Este pequeño relato pretende ser un homenaje a Isaac Asimov, Stanislaw Lem y Jorge Luis Borges. Mi agradecimiento a esos grandes maestros, cuyo arte e intelecto llenó de luz mi alma.


PHILOSOPHY, n. A route of many roads leading from nowhere to nothing. Ambrose Bierce, The Devil’s Dictionary.

 

La superficie del templo se hallaba cruzada por miles de marcas lacerantes que testimoniaban el curso del tiempo agreste. El viejo filósofo se puso de rodillas e inició su oración: se encontraba en ayunas y con la mente despejada y diáfana, tanto que podía seguir cada uno de sus pensamientos, y dirigir su mente a lugares en los que jamás había estado antes.
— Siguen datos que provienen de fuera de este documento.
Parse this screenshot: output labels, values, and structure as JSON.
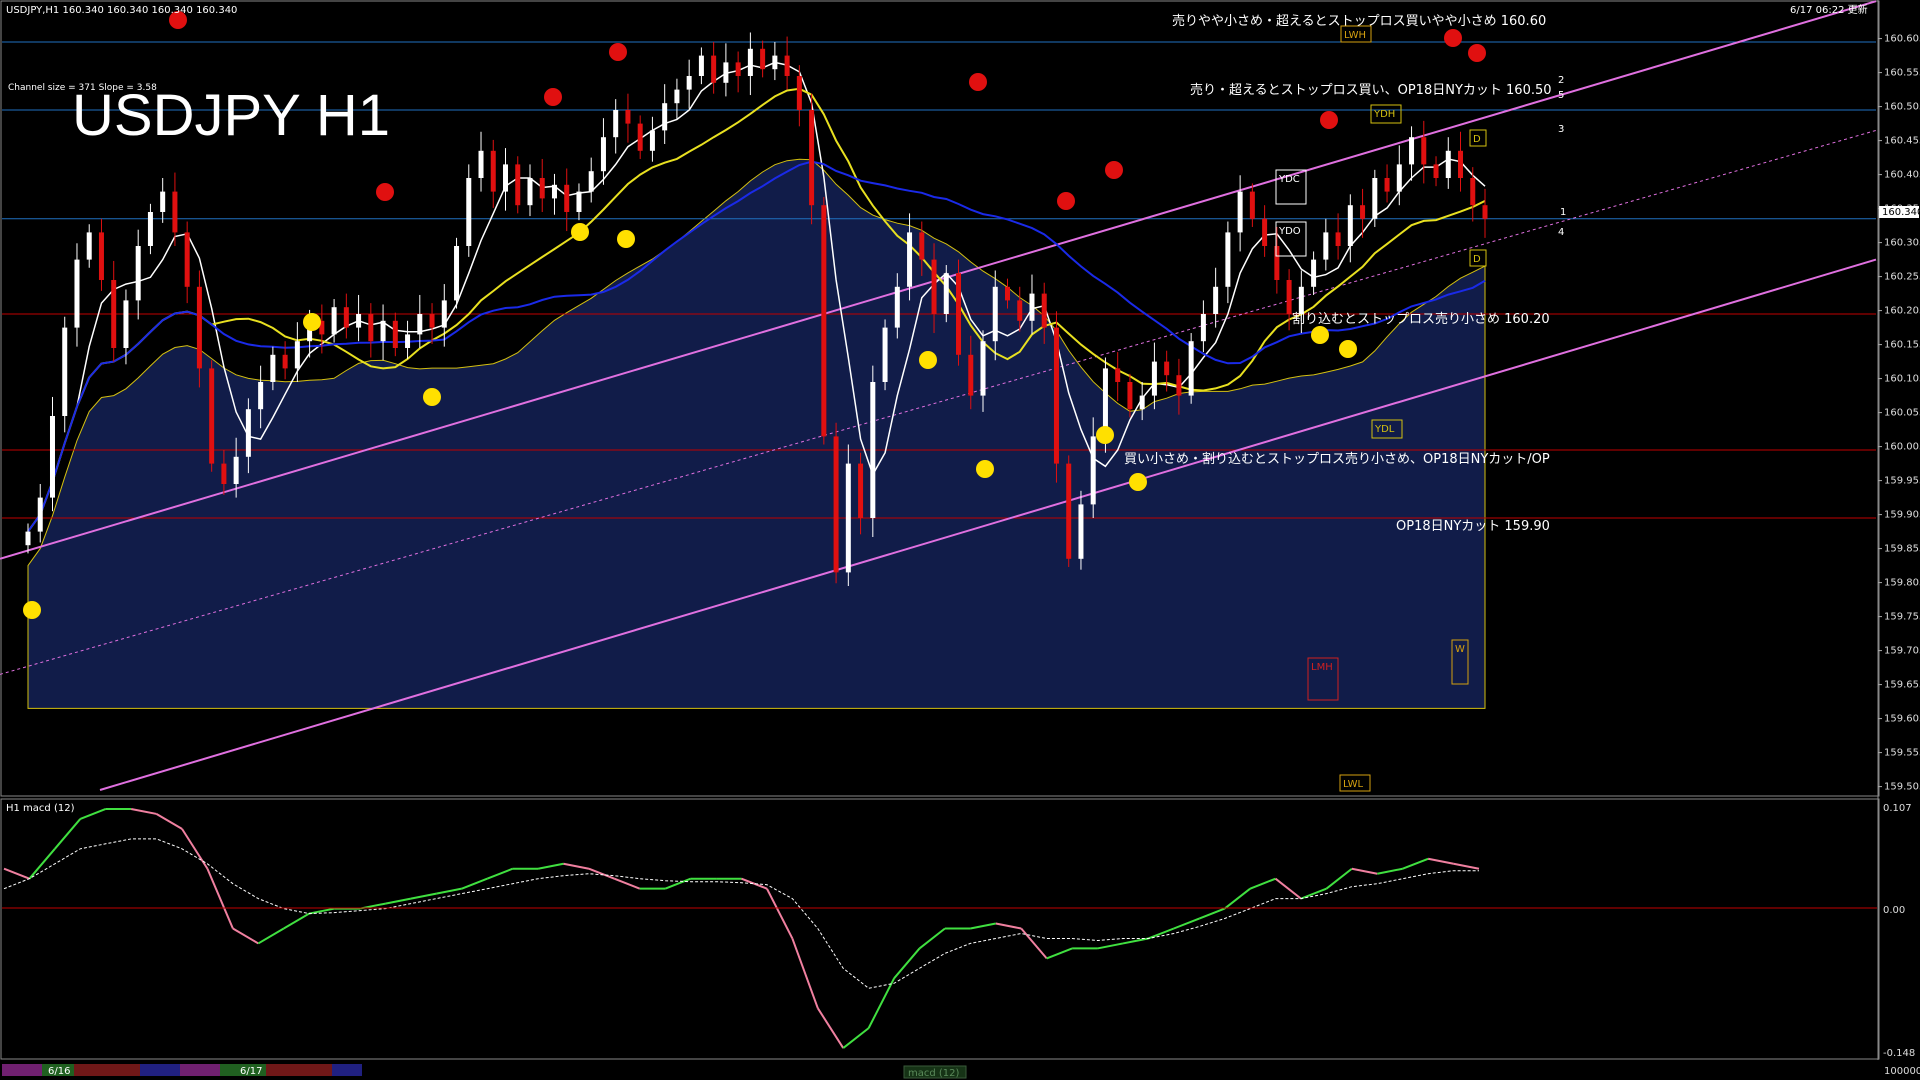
{
  "header": {
    "symbol_info": "USDJPY,H1  160.340 160.340 160.340 160.340",
    "channel_info": "Channel size = 371 Slope = 3.58",
    "title": "USDJPY H1",
    "datetime": "6/17 06:22 更新"
  },
  "annotations": [
    {
      "text": "売りやや小さめ・超えるとストップロス買いやや小さめ 160.60",
      "price": 160.6
    },
    {
      "text": "売り・超えるとストップロス買い、OP18日NYカット 160.50",
      "price": 160.5
    },
    {
      "text": "割り込むとストップロス売り小さめ 160.20",
      "price": 160.2
    },
    {
      "text": "買い小さめ・割り込むとストップロス売り小さめ、OP18日NYカット/OP",
      "price": 160.0
    },
    {
      "text": "OP18日NYカット 159.90",
      "price": 159.9
    }
  ],
  "level_boxes": [
    {
      "label": "LWH",
      "color": "#d4a010"
    },
    {
      "label": "YDH",
      "color": "#d4c010"
    },
    {
      "label": "YDC",
      "color": "#ffffff"
    },
    {
      "label": "YDO",
      "color": "#ffffff"
    },
    {
      "label": "YDL",
      "color": "#d4c010"
    },
    {
      "label": "LMH",
      "color": "#d02020"
    },
    {
      "label": "LWL",
      "color": "#d4a010"
    },
    {
      "label": "W",
      "color": "#d4a010"
    },
    {
      "label": "D",
      "color": "#d4c010"
    },
    {
      "label": "D",
      "color": "#d4c010"
    }
  ],
  "channel_markers": [
    "1",
    "2",
    "3",
    "4",
    "5"
  ],
  "macd_panel": {
    "label": "H1  macd (12)",
    "axis_labels": [
      "0.107",
      "0.00",
      "-0.148"
    ],
    "footer_box": "macd (12)",
    "bottom_right": "100000"
  },
  "date_labels": [
    "6/16",
    "6/17"
  ],
  "current_price_label": "160.340",
  "colors": {
    "bullish_candle": "#ffffff",
    "bearish_candle": "#e01010",
    "ma_yellow": "#e8e020",
    "ma_blue": "#1a2ae8",
    "ma_white": "#ffffff",
    "channel": "#e070e0",
    "cloud": "#3050d0",
    "macd_up": "#40e040",
    "macd_down": "#f080a0",
    "signal": "#ffffff",
    "hline_red": "#c00000",
    "hline_blue": "#2070c0"
  },
  "chart_data": {
    "type": "candlestick",
    "timeframe": "H1",
    "symbol": "USDJPY",
    "ylim": [
      159.5,
      160.65
    ],
    "y_ticks": [
      160.605,
      160.555,
      160.505,
      160.455,
      160.405,
      160.355,
      160.305,
      160.255,
      160.205,
      160.155,
      160.105,
      160.055,
      160.005,
      159.955,
      159.905,
      159.855,
      159.805,
      159.755,
      159.705,
      159.655,
      159.605,
      159.555,
      159.505
    ],
    "hlines": [
      {
        "price": 160.6,
        "color": "hline_blue"
      },
      {
        "price": 160.5,
        "color": "hline_blue"
      },
      {
        "price": 160.34,
        "color": "hline_blue"
      },
      {
        "price": 160.2,
        "color": "hline_red"
      },
      {
        "price": 160.0,
        "color": "hline_red"
      },
      {
        "price": 159.9,
        "color": "hline_red"
      }
    ],
    "closes": [
      159.88,
      159.93,
      160.05,
      160.18,
      160.28,
      160.32,
      160.25,
      160.15,
      160.22,
      160.3,
      160.35,
      160.38,
      160.32,
      160.24,
      160.12,
      159.98,
      159.95,
      159.99,
      160.06,
      160.1,
      160.14,
      160.12,
      160.16,
      160.19,
      160.17,
      160.21,
      160.18,
      160.2,
      160.16,
      160.19,
      160.15,
      160.17,
      160.2,
      160.18,
      160.22,
      160.3,
      160.4,
      160.44,
      160.38,
      160.42,
      160.36,
      160.4,
      160.37,
      160.39,
      160.35,
      160.38,
      160.41,
      160.46,
      160.5,
      160.48,
      160.44,
      160.47,
      160.51,
      160.53,
      160.55,
      160.58,
      160.54,
      160.57,
      160.55,
      160.59,
      160.56,
      160.58,
      160.55,
      160.5,
      160.36,
      160.02,
      159.82,
      159.98,
      159.9,
      160.1,
      160.18,
      160.24,
      160.32,
      160.28,
      160.2,
      160.26,
      160.14,
      160.08,
      160.16,
      160.24,
      160.22,
      160.19,
      160.23,
      160.18,
      159.98,
      159.84,
      159.92,
      160.02,
      160.12,
      160.1,
      160.06,
      160.08,
      160.13,
      160.11,
      160.08,
      160.16,
      160.2,
      160.24,
      160.32,
      160.38,
      160.34,
      160.3,
      160.25,
      160.2,
      160.24,
      160.28,
      160.32,
      160.3,
      160.36,
      160.34,
      160.4,
      160.38,
      160.42,
      160.46,
      160.42,
      160.4,
      160.44,
      160.4,
      160.36,
      160.34
    ],
    "closes_note": "",
    "macd": [
      0.04,
      0.03,
      0.06,
      0.09,
      0.1,
      0.1,
      0.095,
      0.08,
      0.04,
      -0.02,
      -0.035,
      -0.02,
      -0.005,
      0.0,
      0.0,
      0.005,
      0.01,
      0.015,
      0.02,
      0.03,
      0.04,
      0.04,
      0.045,
      0.04,
      0.03,
      0.02,
      0.02,
      0.03,
      0.03,
      0.03,
      0.02,
      -0.03,
      -0.1,
      -0.14,
      -0.12,
      -0.07,
      -0.04,
      -0.02,
      -0.02,
      -0.015,
      -0.02,
      -0.05,
      -0.04,
      -0.04,
      -0.035,
      -0.03,
      -0.02,
      -0.01,
      0.0,
      0.02,
      0.03,
      0.01,
      0.02,
      0.04,
      0.035,
      0.04,
      0.05,
      0.045,
      0.04
    ],
    "signal": [
      0.02,
      0.03,
      0.045,
      0.06,
      0.065,
      0.07,
      0.07,
      0.06,
      0.045,
      0.025,
      0.01,
      0.0,
      -0.005,
      -0.004,
      -0.002,
      0.0,
      0.005,
      0.01,
      0.015,
      0.02,
      0.025,
      0.03,
      0.033,
      0.035,
      0.033,
      0.03,
      0.028,
      0.027,
      0.027,
      0.026,
      0.024,
      0.01,
      -0.02,
      -0.06,
      -0.08,
      -0.075,
      -0.06,
      -0.045,
      -0.035,
      -0.03,
      -0.025,
      -0.03,
      -0.03,
      -0.032,
      -0.03,
      -0.03,
      -0.025,
      -0.018,
      -0.01,
      0.0,
      0.01,
      0.01,
      0.015,
      0.022,
      0.025,
      0.03,
      0.035,
      0.038,
      0.038
    ]
  }
}
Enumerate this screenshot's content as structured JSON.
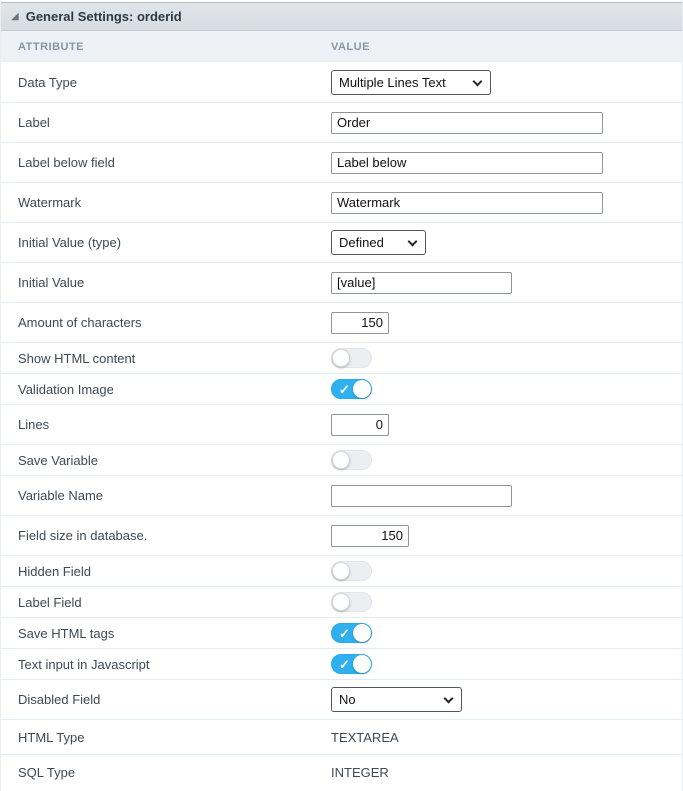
{
  "panel": {
    "title": "General Settings: orderid",
    "collapse_icon_glyph": "◢"
  },
  "columns": {
    "attribute": "ATTRIBUTE",
    "value": "VALUE"
  },
  "colors": {
    "toggle_on_blue": "#2fb1ef",
    "titlebar_bg": "#d9dfe4",
    "colheader_bg": "#edf1f5",
    "row_divider": "#e0ebf5"
  },
  "toggle": {
    "check_glyph": "✓"
  },
  "rows": [
    {
      "name": "data-type",
      "label": "Data Type",
      "type": "select",
      "value": "Multiple Lines Text",
      "size": "sel-lg"
    },
    {
      "name": "label",
      "label": "Label",
      "type": "text",
      "value": "Order",
      "size": "w-lg"
    },
    {
      "name": "label-below-field",
      "label": "Label below field",
      "type": "text",
      "value": "Label below",
      "size": "w-lg"
    },
    {
      "name": "watermark",
      "label": "Watermark",
      "type": "text",
      "value": "Watermark",
      "size": "w-lg"
    },
    {
      "name": "initial-value-type",
      "label": "Initial Value (type)",
      "type": "select",
      "value": "Defined",
      "size": "sel-sm"
    },
    {
      "name": "initial-value",
      "label": "Initial Value",
      "type": "text",
      "value": "[value]",
      "size": "w-md"
    },
    {
      "name": "amount-of-characters",
      "label": "Amount of characters",
      "type": "number",
      "value": "150",
      "size": "w-xs"
    },
    {
      "name": "show-html-content",
      "label": "Show HTML content",
      "type": "toggle",
      "value": false
    },
    {
      "name": "validation-image",
      "label": "Validation Image",
      "type": "toggle",
      "value": true
    },
    {
      "name": "lines",
      "label": "Lines",
      "type": "number",
      "value": "0",
      "size": "w-xs"
    },
    {
      "name": "save-variable",
      "label": "Save Variable",
      "type": "toggle",
      "value": false
    },
    {
      "name": "variable-name",
      "label": "Variable Name",
      "type": "text",
      "value": "",
      "size": "w-md"
    },
    {
      "name": "field-size-in-database",
      "label": "Field size in database.",
      "type": "number",
      "value": "150",
      "size": "w-sm"
    },
    {
      "name": "hidden-field",
      "label": "Hidden Field",
      "type": "toggle",
      "value": false
    },
    {
      "name": "label-field",
      "label": "Label Field",
      "type": "toggle",
      "value": false
    },
    {
      "name": "save-html-tags",
      "label": "Save HTML tags",
      "type": "toggle",
      "value": true
    },
    {
      "name": "text-input-in-javascript",
      "label": "Text input in Javascript",
      "type": "toggle",
      "value": true
    },
    {
      "name": "disabled-field",
      "label": "Disabled Field",
      "type": "select",
      "value": "No",
      "size": "sel-md"
    },
    {
      "name": "html-type",
      "label": "HTML Type",
      "type": "static",
      "value": "TEXTAREA"
    },
    {
      "name": "sql-type",
      "label": "SQL Type",
      "type": "static",
      "value": "INTEGER"
    }
  ]
}
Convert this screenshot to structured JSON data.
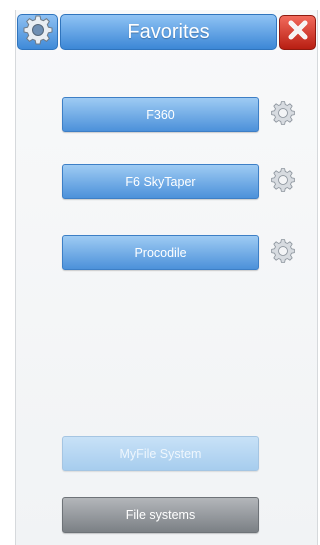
{
  "header": {
    "title": "Favorites",
    "settings_icon": "gear-icon",
    "close_icon": "close-icon",
    "accent_color": "#3f8ad8",
    "close_color": "#c8281b"
  },
  "favorites": [
    {
      "label": "F360",
      "icon": "gear-icon"
    },
    {
      "label": "F6 SkyTaper",
      "icon": "gear-icon"
    },
    {
      "label": "Procodile",
      "icon": "gear-icon"
    }
  ],
  "bottom": {
    "myfile_label": "MyFile System",
    "filesystems_label": "File systems"
  }
}
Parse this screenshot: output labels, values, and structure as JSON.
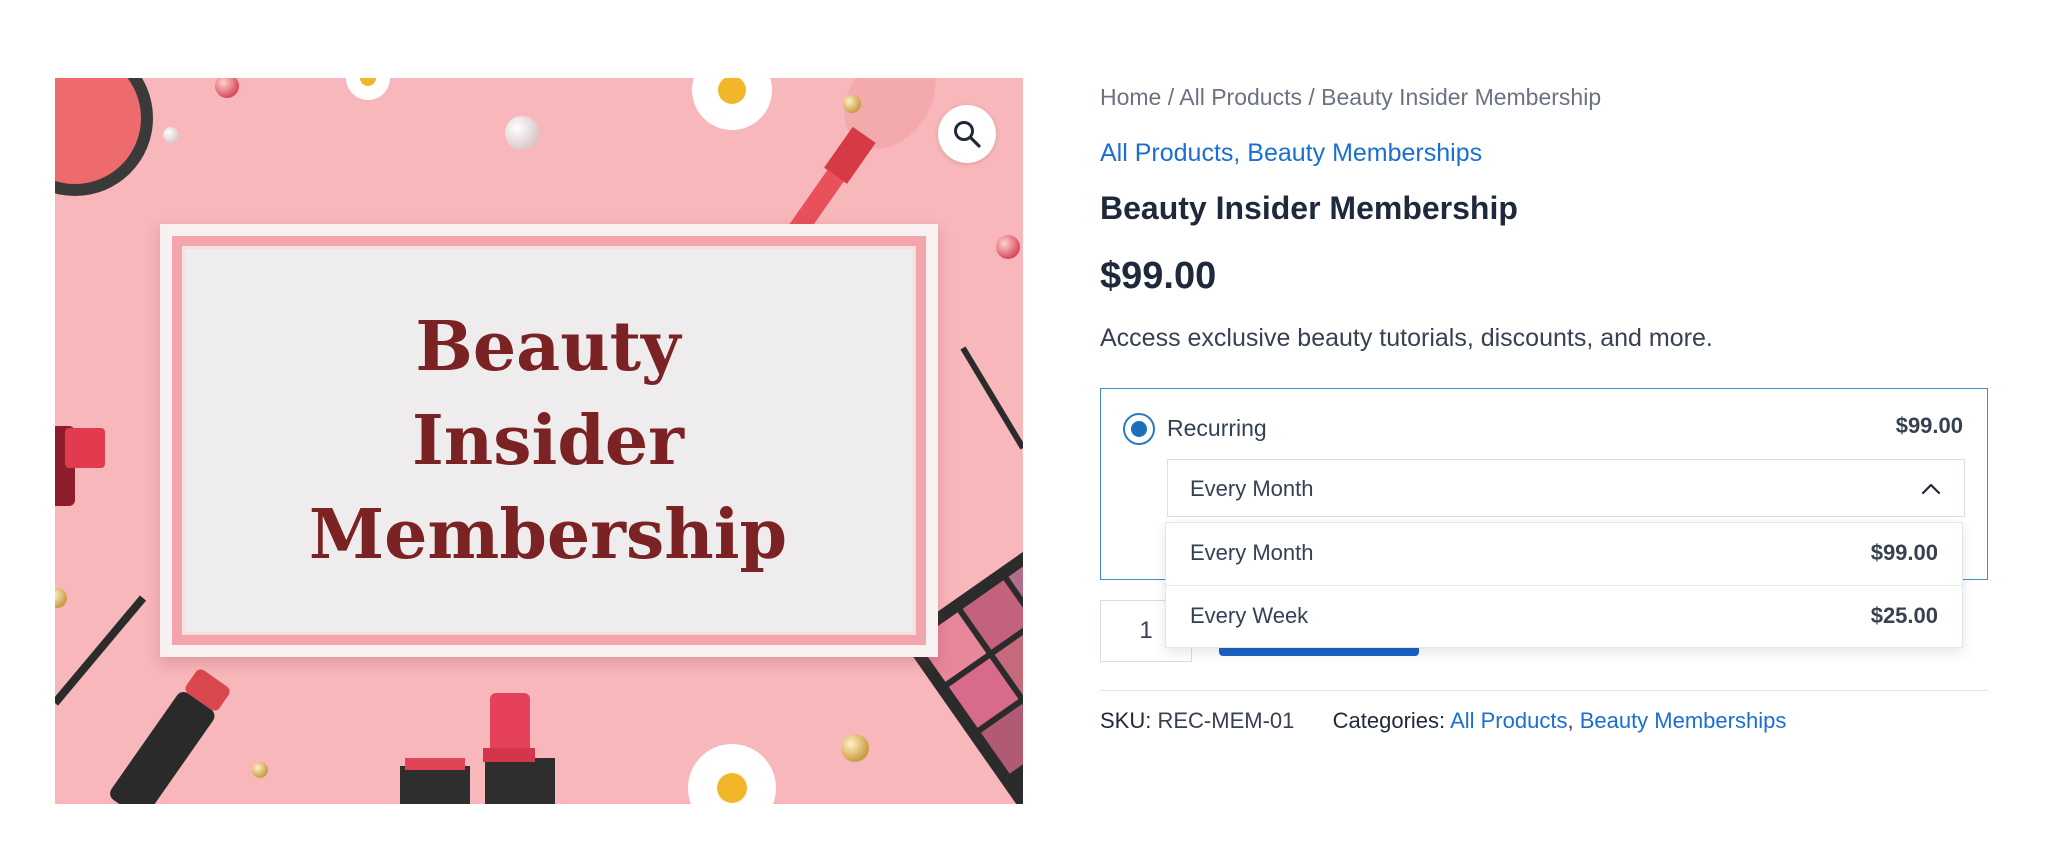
{
  "gallery": {
    "image_text": [
      "Beauty",
      "Insider",
      "Membership"
    ],
    "zoom_icon": "magnifier-icon"
  },
  "breadcrumb": {
    "items": [
      "Home",
      "All Products",
      "Beauty Insider Membership"
    ],
    "separator": "/"
  },
  "categories_top": [
    "All Products",
    "Beauty Memberships"
  ],
  "product": {
    "title": "Beauty Insider Membership",
    "price": "$99.00",
    "short_description": "Access exclusive beauty tutorials, discounts, and more."
  },
  "plan": {
    "label": "Recurring",
    "price": "$99.00",
    "selected": true,
    "interval_select": {
      "value": "Every Month",
      "icon": "chevron-up-icon",
      "options": [
        {
          "label": "Every Month",
          "price": "$99.00"
        },
        {
          "label": "Every Week",
          "price": "$25.00"
        }
      ]
    }
  },
  "cart": {
    "quantity": "1"
  },
  "meta": {
    "sku_label": "SKU:",
    "sku_value": "REC-MEM-01",
    "categories_label": "Categories:",
    "categories": [
      "All Products",
      "Beauty Memberships"
    ]
  },
  "colors": {
    "link": "#1a6fd1",
    "accent_button": "#1a63c9",
    "plan_border": "#3b8fc4",
    "image_background": "#f8b7ba",
    "image_title": "#7a2224"
  }
}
Su concentración se incrementaba por momentos, y al fin, el mecanismo de la más intrincada de las metafísicas se disipó, y trascendió los defectos y las turbaciones que empañaban su magín; la vulgar cotidianeidad de los sentidos huyó, dejando paso a un estado de absoluta intimidad con lo divino. Supo que era el momento propicio, y una exaltación de pura felicidad se apoderó de él. Y lloró de alegría pese al dolor lacerante de su cuerpo. En un segundo se hizo la noche, y se recordó a sí mismo que la ausencia de tiempo preludiaba una revelación inminente. Quizás alcanzara al fin lo que sus antiguos maestros habían anhelado en vano, y vivía aquel estado de apoteosis tan intensamente que le pareció que su alma ascendía sin freno, tornándose más y más poderosa por momentos. Sentía verdadera euforia. Y en ese trance trató de perfeccionarse moralmente: lo perdonó todo y a todos, y se reía para sí (a pesar de oír sus propias carcajadas estridentes y alocadas) de todo aquello que antes le molestaba y enturbiaba. “El ser humano es un vacío sin tiempo que se desliza en el tiempo… No vale la pena detenerse en sus miserias”, se decía. Y esos eran sus cándidos pensamientos cuando todo cambió. Repentinamente, su felicidad se tornó quietud y su exaltación derivó hacia un estado embriagador pero estático, latente y sin embargo atronador. Sintió cómo era invadido por una apabullante presencia, una presencia que anulaba uno a uno sus sentidos, incluyendo su exaltación y cualquier conciencia de poder anteriormente elevada por el vehículo de su alma.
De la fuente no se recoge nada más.